I'm a big fan of triscuits but they have to be built correctly. Any amount of skimping in the build process will result in squeaks, creaks, and poor performance over all. Another thing that can be viewed as a negative is the fact that when you build 'specials' < my word for the odd shaped platform you HAVE to build because the Designer HAS to have the stage 12'3" wide and no 12' even won't do !> they still have to be the same thickness. it's not so horrible but you do wind up ripping a lot of 2x4 and making some really oddly framed platforms, or making a bunch of single use triscuits. On the positive side you simply can beat them for those times you have to have a "floating platform in the middle of the stage" their ability to be cantalevered is imposible to match in any other wood framed platforming system. They certainly last a long time and on an individual basis they are easier to fling aroundthan ful 4x8 standard platforms.
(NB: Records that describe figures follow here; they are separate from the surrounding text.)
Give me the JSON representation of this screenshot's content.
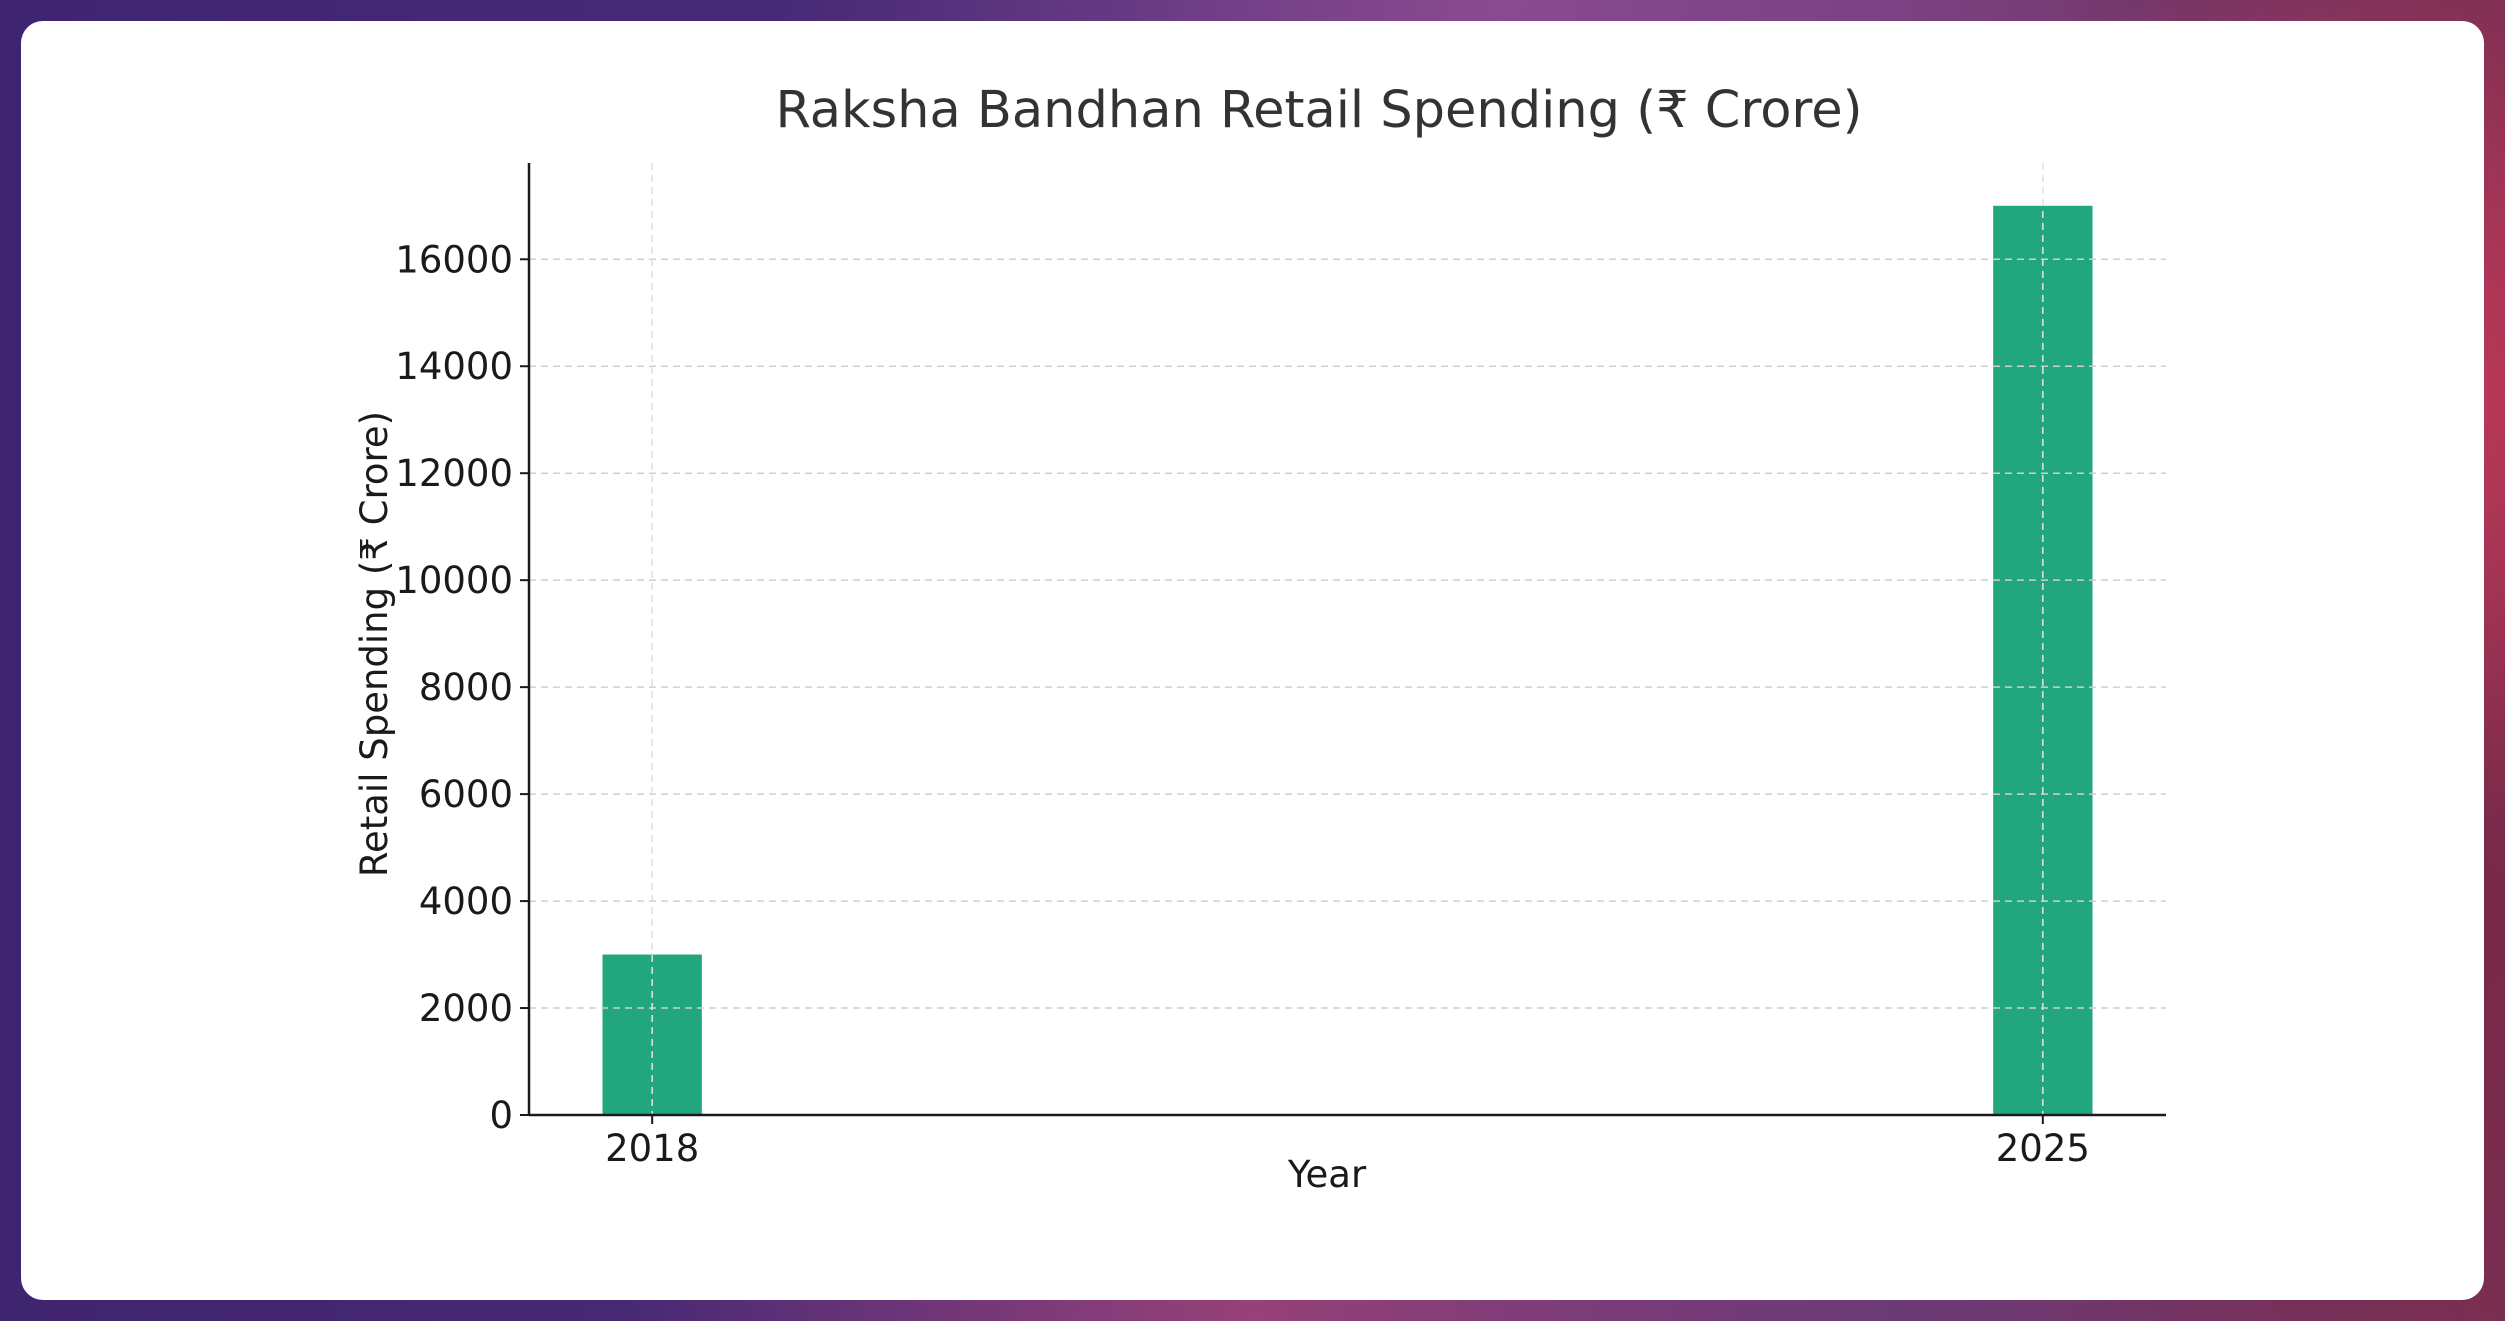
{
  "chart_data": {
    "type": "bar",
    "title": "Raksha Bandhan Retail Spending (₹ Crore)",
    "xlabel": "Year",
    "ylabel": "Retail Spending (₹ Crore)",
    "categories": [
      "2018",
      "2025"
    ],
    "x": [
      2018,
      2025
    ],
    "values": [
      3000,
      17000
    ],
    "ylim": [
      0,
      17800
    ],
    "yticks": [
      0,
      2000,
      4000,
      6000,
      8000,
      10000,
      12000,
      14000,
      16000
    ],
    "xlim": [
      2017.38,
      2025.62
    ],
    "bar_width_years": 0.5,
    "grid": true,
    "legend": "none",
    "colors": {
      "bar": "#21a67e",
      "axis": "#1a1a1a",
      "grid": "#cfcfcf"
    }
  }
}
If I might suggest two things that really work to your advantage: 1, spend the time to size the plywood correctly make sure to rip it into 3' - 11 7/8"th's square! this allows you to use a 1/4" peice of masonite or MDF as a spacer when setting a floor. By not haveing the triscuits touching you avoid squeaks between units. I like to use 3 1/2" deck screws through the corners of the triscuits into the knee walls or blocks to secure them as opposed to platforms where you have to screw them to each other,framing to framing. #2 Be sure to double check the grades of the playwood and dbl check the rips of 2x I do have a series of triscuits where the framing is 1/8" thicker tha all the rest, it's a total PITA when I accidentally mix and match.


----------



## kicknargel (Aug 9, 2012)

I use the "Texas Triscuit" from "Technical Design Solutions for Theatre." It's a 4x4 platform framed in 1.5" x 1" steel with 2 toggles and single-sided with 5/8" ply (could be 3/4"). Goes on studwalls same as a standard triscuit with screws in the corners. Upsides are that the frames are super durable, and you can replace the deck from time-to-time as needed. And since it's sinlge-sided you have better options to clamp or bolt to the sides, put holes through the deck for sleeving or whatever, etc. It's fairly easy to build an all-wood "special" or "bastard" from 2x2 as long as it has extra legging support. Certainly stores smaller than 2x4-framed platforms.


----------